Mi rendo conto che quell’uomo menomato, raccattato da Dio dalla spazzatura, per me diventa all’inizio del mio lungo viaggio in America Latina la carne di Gesù, come ci dice Papa Francesco. Mauricio si alza in piedi e prende tra le mani lo scapolare che mi ha messo al collo, e dice: “Grazie Don Gigi di avermi ascoltato. Grazie di voler raccontare la mia storia disgustosa e di spazzatura. Ma grazie anche per avermi dedicato tempo. Pregherò per te, tanto, perché tu possa essere vicino tutta la tua vita ai poveri con la tua Fondazione come hai fatto oggi con me”.

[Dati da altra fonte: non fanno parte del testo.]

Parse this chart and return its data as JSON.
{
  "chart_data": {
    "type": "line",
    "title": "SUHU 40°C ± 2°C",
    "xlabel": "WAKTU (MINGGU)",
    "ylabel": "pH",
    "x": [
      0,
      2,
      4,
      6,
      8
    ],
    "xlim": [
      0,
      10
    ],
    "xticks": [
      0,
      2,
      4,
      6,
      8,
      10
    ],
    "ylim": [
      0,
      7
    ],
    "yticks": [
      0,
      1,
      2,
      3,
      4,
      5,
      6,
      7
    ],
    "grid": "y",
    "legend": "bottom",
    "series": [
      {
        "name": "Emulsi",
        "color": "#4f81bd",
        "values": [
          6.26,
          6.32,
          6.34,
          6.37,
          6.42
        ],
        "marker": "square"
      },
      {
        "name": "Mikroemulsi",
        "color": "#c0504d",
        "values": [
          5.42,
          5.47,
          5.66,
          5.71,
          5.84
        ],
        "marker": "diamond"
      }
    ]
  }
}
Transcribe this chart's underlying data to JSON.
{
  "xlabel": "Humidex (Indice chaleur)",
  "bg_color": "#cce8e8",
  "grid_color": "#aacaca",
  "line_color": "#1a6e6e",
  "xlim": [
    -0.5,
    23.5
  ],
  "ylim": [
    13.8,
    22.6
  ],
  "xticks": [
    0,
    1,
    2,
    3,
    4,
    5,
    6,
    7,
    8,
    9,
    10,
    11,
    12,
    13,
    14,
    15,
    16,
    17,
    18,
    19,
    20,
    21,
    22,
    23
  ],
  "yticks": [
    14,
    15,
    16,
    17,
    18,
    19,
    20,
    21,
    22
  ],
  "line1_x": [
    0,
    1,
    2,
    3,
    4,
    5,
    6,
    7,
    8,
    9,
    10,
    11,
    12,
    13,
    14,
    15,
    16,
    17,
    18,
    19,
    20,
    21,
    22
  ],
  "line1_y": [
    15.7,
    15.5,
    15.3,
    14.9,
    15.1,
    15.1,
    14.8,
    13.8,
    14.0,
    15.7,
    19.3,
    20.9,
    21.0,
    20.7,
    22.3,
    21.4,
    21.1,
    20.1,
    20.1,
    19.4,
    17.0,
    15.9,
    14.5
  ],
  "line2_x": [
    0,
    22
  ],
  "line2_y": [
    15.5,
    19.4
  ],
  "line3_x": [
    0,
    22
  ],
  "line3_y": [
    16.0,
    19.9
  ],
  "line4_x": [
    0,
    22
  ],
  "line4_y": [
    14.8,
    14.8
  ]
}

Abbraccio forte Mauricio e gli dico: “Non ti dimenticherò. Tornerò il prossimo anno ad inaugurare il dormitorio e in quell’occasione ti porterò un piccolo libretto di 120 pagine che si intitolerà MAURICIO”. Gli mostro il libretto di SOL, che sto portando in Perù, e l’uomo trasformato dal dolore riempie il suo unico occhio di meravigliose lacrime. Lo abbraccio nelle sue stampelle sulle quali si regge e mi avvio alla macchina. Con Padre Giorgio devo continuare il programma di una giornata intensa e piena di significato, in cui le parole di Frida Kahlo – che era esperta di sofferenza – emergono con forza di significato inaudita e mi gridano attraverso la voce del povero Mauricio: nonostante tutto e soprattutto Viva la Vida!

La Fondazione Santina offre un dormitorio nel centro per tossicodipendenti in via di recupero della Fondazione Domus a Silvania in Colombia.